As if identifying the companies that need to pay the tax wasn’t hard enough, the agency went ahead and stiffed $706,753 out of businesses through 219 failure-to-deposit penalties for the first six months of 2013, which was supposed to be a designated penalty relief period.
The IRS then backtracked on 133 of these penalty assessments, but left the others stand. When TIGTA notified the IRS about the remaining 86 penalty assessments, they were also reversed and the IRS wrote them apology letters.

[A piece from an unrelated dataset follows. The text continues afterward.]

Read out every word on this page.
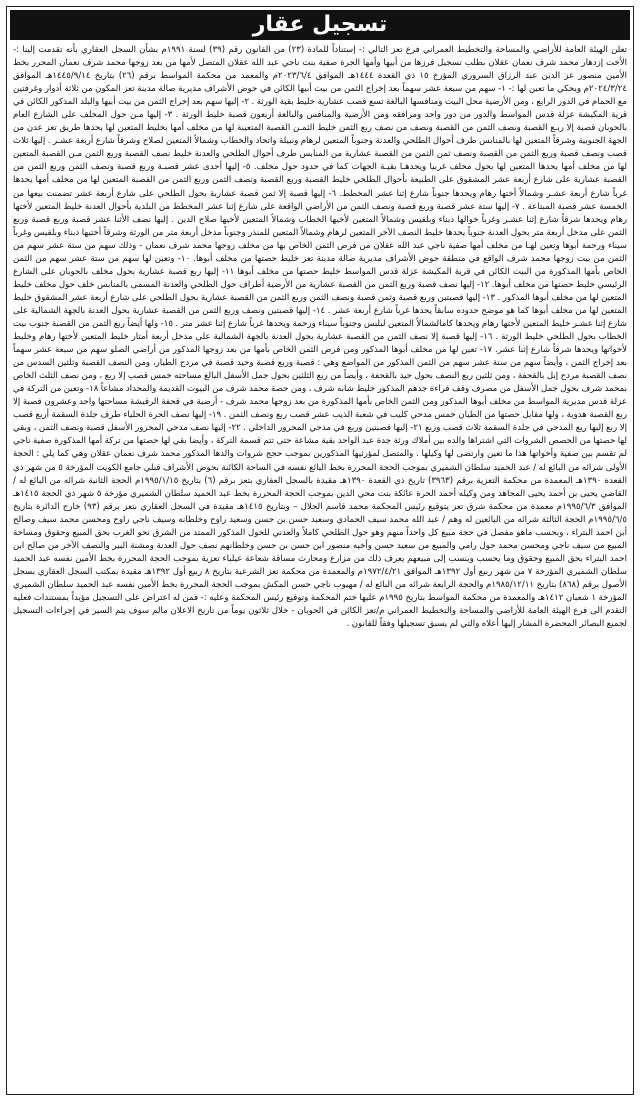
تسجيل عقار

تعلن الهيئة العامة للأراضي والمساحة والتخطيط العمراني فرع تعز التالي :- إستناداً للمادة (٢٣) من القانون رقم (٣٩) لسنة ١٩٩١م بشأن السجل العقاري بأنه تقدمت إلينا :- الأخت إزدهار محمد شرف نعمان عقلان بطلب تسجيل فرزها من أبيها وأمها الحرة صفية بنت ناجي عبد الله عقلان المتصل لأمها من بعد زوجها محمد شرف نعمان المحرر بخط الأمين منصور عز الدين عبد الرزاق السروري المؤرخ ١٥ ذي القعدة ١٤٤٤هـ الموافق ٢٠٢٣/٦/٤م والمعمد من محكمة المواسط برقم (٢٦) بتاريخ ١٤٤٥/٩/١٤هـ الموافق ٢٠٢٤/٣/٢٤م ويحكي ما تعين لها :- ١- سهم من سبعة عشر سهماً بعد إخراج الثمن من بيت أبيها الكائن في حوض الأشراف مديرية صالة مدينة تعز المكون من ثلاثة أدوار وغرفتين مع الحمام في الدور الرابع ، ومن الأرضية محل البيت ومنافسها البالغة تسع قصب عشارية خليط بقية الورثة . ٢- إليها سهم بعد إخراج الثمن من بيت أبيها والبلد المذكور الكائن في قرية المكيشة عزلة قدس المواسط والدور من دور واحد ومرافقه ومن الأرضية والمنافس والبالغة أربعون قصبة خليط الورثة . ٣-

إليها مـن حول المخلف على الشارع العام بالحوبان قصبة إلا ربـع القصبة ونصف الثمن من القصبة ونصف من نصف ربع الثمن خليط الثمـن القصبة المتعينة لها من مخلف أمها بخليط المتعين لها يحدها طريق تعز عدن من الجهة الجنوبية وشرقاً المتعين لها بالمنابس طرف أحوال الطلحي والعدنة وجنوباً المتعين لرهام ونبيلة واتحاد والخطاب وشمالاً المتعين لصلاح وشرقاً شارع أربعة عشـر . إليها ثلاث قصب ونصف قصبة وربع الثمن من القصبة ونصف ثمن الثمن من القصبة عشارية من المنابس طرف أحوال الطلحي والعدنة خليط نصف القصبة وربع الثمن مـن القصبة المتعين لها من مخلف أمها يحدها المتعين لها بحول مخلف غربيا ويحدهـا بقيـة الجهات كما في حدود حول مخلف. ٥- إليها أحدى عشر قصبـة وربع قصبة ونصف الثمن وربع الثمن من القصبة عشارية على شارع أربعة عشر المشقوق على الطبيعة بأحوال الطلحي خليط القصبة وربع القصبة ونصف الثمن وربع الثمن من القصبة المتعين لها من مخلف أمها يحدها غرباً شارع أربعة عشـر وشمالاً أختها رهام ويحدها جنوباً شارع إثنا عشر المخطط. ٦-

إليها قصبة إلا ثمن قصبة عشارية بحول الطلحي على شارع أربعة عشر تضمنت بيعها من الخمسة عشر قصبة المبتاعة . ٧- إليها ستة عشر قصبة وربع قصبة ونصف الثمن من الأراضي الواقعة على شارع إثنا عشر المخطط من البلدية بأحوال العدنة خليط المتعين لأختها رهام ويحدها شرقاً شارع إثنا عشـر وغرباً خوالها دبناء وبلقيس وشمالاً المتعين لأخيها الخطاب وشمالاً المتعين لأخيها صلاح الدين . إليها نصف الأثنا عشر قصبة وربع قصبة وربع الثمن على مدخل أربعة متر بحول العدنة جنوباً يحدها خليط النصف الآخر المتعين لرهام وشمالاً المتعين للمنذر وجنوباً مدخل أربعة متر من الورثة وشرقاً أختيها دبناء وبلقيس وغرباً سيناء ورحمة أبوها وتعين لهـا من مخلف أمها صفية ناجي عبد الله عقلان من فرض الثمن الخاص بها من مخلف زوجها محمد شرف نعمان - وذلك سهم من ستة عشر سهم من الثمن من بيت زوجها محمد شرف الواقع في منطقة حوض الأشراف مديرية صالة مدينة تعز خليط حصتها من مخلف أبوها. ١٠- وتعين لها سهم من ستة عشر سهم من الثمن الخاص بأمها المذكورة من البيت الكائن في قرية المكيشة عزلة قدس المواسط خليط حصتها من مخلف أبوها ١١- إليها ربع قصبة عشارية بحول مخلف بالحوبان على الشارع الرئيسي خليط حصتها من مخلف أبوها. ١٢- إليها نصف قصبة وربع الثمن من القصبة عشارية من الأرضية أطراف حول الطلحي والعدنة المسمى بالمنابس خلف حول مخلف خليط المتعين لها من مخلف أبوها المذكور . ١٣- إليها قصبتين وربع قصبة وثمن قصبة ونصف الثمن وربع الثمن من القصبة عشارية بحول الطلحي على شارع أربعة عشر المشقوق خليط المتعين لها من مخلف أبوها كما هو موضح حدوده سابقاً يحدها غرباً شارع أربعة عشر . ١٤- إليها قصبتين ونصف وربع الثمن من القصبة عشارية بحول العدنة بالجهة الشمالية على شارع إثنا عشـر خليط المتعين لأختها رهام ويحدها كامالشمالاً المتعين لبلبس وجنوباً سيناء ورحمة ويحدها غرباً شارع إثنا عشر متر . ١٥- ولها أيضاً ربع الثمن من القصبة جنوب بيت الخطاب بحول الطلحي خليط الورثة . ١٦- إليها قصبة إلا نصف الثمن من القصبة عشارية بحول العدنة بالجهة الشمالية على مدخل أربعة أمتار خليط المتعين لأختها رهام وخليط لأخواتها ويحدها شرقاً شارع إثنا عشر. ١٧- تعين لها من مخلف أبوها المذكور ومن فرض الثمن الخاص بأمها من بعد زوجها المذكور من أراضي الصلو سهم من سبعة عشر سهماً بعد إخراج الثمن ، وأيضاً سهم من ستة عشر سهم من الثمن المذكور من المواضع وهي : قصبة وربع قصبة وحيد قصبة في مردح الطيار، ومن النصف القصبة وثلثين السدس من نصف القصبة مردح إبل بالقحفة ، ومن ثلثين ربع النصف بحول حيد بالقحفة ، وأيضاً من ربع الثلثين بحول جمل الأسفل البالغ مساحته خمس قصب إلا ربع ، ومن نصف الثلث الخاص بمحمد شرف بحول جمل الأسفل من مصرف وقف قراءة جدهم المذكور خليط شابه شرف ، ومن حصة محمد شرف من البيوت القديمة والمحداد مشاعاً ١٨- وتعين من التركة في عزلة قدس مديرية المواسط من مخلف أبوها المذكور ومن الثمن الخاص بأمها المذكورة من بعد زوجها محمد شرف - أرضية في قحفة الرقيشة مساحتها واحد وعشرون قصبة إلا ربع القصبة هدوية ، ولها مقابل حصتها من الطيان خمس مدحي كليب في شعبة الذيب عشر قصب ربع ونصف الثمن . ١٩- إليها نصف الحرة الحلياء طرف جلدة السقمة أربع قصب إلا ربع إليها ربع المدحي في جلدة السقمة ثلاث قصب وربع ٢١- إليها قصبتين وربع في مدحي المحرور الداخلي . ٢٢- إليها نصف مدحي المحرور الأسفل قصبة ونصف الثمن ، وبقي لها حصتها من الحصص الشروات التي اشتراها والده بين أملاك ورثة جدة عبد الواحد بقية مشاعة حتى تتم قسمة التركة ، وأيضا بقي لها حصتها من تركة أمها المذكورة صفية ناجي لم تقسم بين صفية وأخواتها هذا ما تعين وارتضى لها وكيلها . والمتصل لمؤرثيها المذكورين بموجب حجج شروات والدها المذكور محمد شرف نعمان عقلان وهي كما يلي : الحجة الأولى شرائه من البائع له / عبد الحميد سلطان الشميري بموجب الحجة المحررة بخط البائع نفسه في الساحة الكائنة بحوض الأشراف قبلي جامع الكويت المؤرخة ٥ من شهر ذي القعدة ١٣٩٠هـ المعمدة من محكمة التعزية برقم (٣٩٦٣) تاريخ ذي القعدة ١٣٩٠هـ مقيدة بالسجل العقاري بتعز برقم (٦) بتاريخ ١٩٩٥/١/١٥م الحجة الثانية شرائه من البائع له / القاضي يحيى بن أحمد يحيى المجاهد ومن وكيله أحمد الحرة عائكة بنت محي الدين بموجب الحجة المحررة بخط عبد الحميد سلطان الشميري مؤرخة ٥ شهر ذي الحجة ١٤١٥هـ الموافق ١٩٩٥/٦/٣م معمدة من محكمة شرق تعز بتوقيع رئيس المحكمة محمد قاسم الجلال – وبتاريخ ١٤١٥هـ مقيدة في السجل العقاري بتعز برقم (٩٣) خارج الدائرة بتاريخ ١٩٩٥/٦/٥م الحجة الثالثة شرائه من البائعين له وهم / عبد الله محمد سيف الحمادي وسعيد حسن بن حسن وسعيد راوح وخلطانه وسيف ناجي راوح ومحسن محمد سيف وصالح أبن احمد البتراء ، وبحسب ماهو مفصل في حجة مبيع كل واحداً منهم وهو حول الطلحي كاملاً والعدني للحول المذكور الممتد من الشرق نحو الغرب بحق المبيع وحقوق ومساحة المبيع من سيف ناجي ومحسن محمد حول رامي والمبيع من سعيد حسن وأخيه منصور ابن حسن بن حسن وخلطانهم نصف حول العدنة ومشنة البير والنصف الآخر من صالح ابن احمد البتراء بحق المبيع وحقوق وما يحسب وينسب إلى مبيعهم يعرف ذلك من مزارع ومحارث مساقة شعاعة عيلباء تعزية بموجب الحجة المحررة بخط الأمين نفسه عبد الحميد سلطان الشميري المؤرخة ٧ من شهر ربيع أول ١٣٩٢هـ الموافق ١٩٧٢/٤/٢١م والمعمدة من محكمة تعز الشرعية بتاريخ ٨ ربيع أول ١٣٩٢هـ مقيدة بمكتب السجل العقاري بسجل الأصول برقم (٨٦٨) بتاريخ ١٩٨٥/١٢/١١م والحجة الرابعة شرائه من البائع له / مهيوب ناجي حسن المكش بموجب الحجة المحررة بخط الأمين نفسه عبد الحميد سلطان الشميري المؤرخة ١ شعبان ١٤١٢هـ والمعمدة من محكمة المواسط بتاريخ ١٩٩٥م عليها ختم المحكمة وتوقيع رئيس المحكمة وعليه :- فمن له اعتراض على التسجيل مؤيداً بمستندات فعليه التقدم الى فرع الهيئة العامة للأراضي والمساحة والتخطيط العمراني م/تعز الكائن في الحوبان - خلال ثلاثون يوماً من تاريخ الاعلان مالم سوف يتم السير في إجراءات التسجيل لجميع البصائر المحضرة المشار إليها أعلاه والتي لم يسبق تسجيلها وفقاً للقانون .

TIGTA included several recommendations in the report for the IRS, including that the agency continue refining its compliance strategy for identifying noncompliant manufacturers, establish a process for verifying the tax amount for paper-filed Forms 720, and initiate correspondence with taxpayers for obtaining missing taxable sales or tax amounts.
The IRS agrees with TIGTA’s recommendations, and is planning to develop alternative strategies for identifying the medical device makers and ensuring compliance and payment of the medical device excise tax.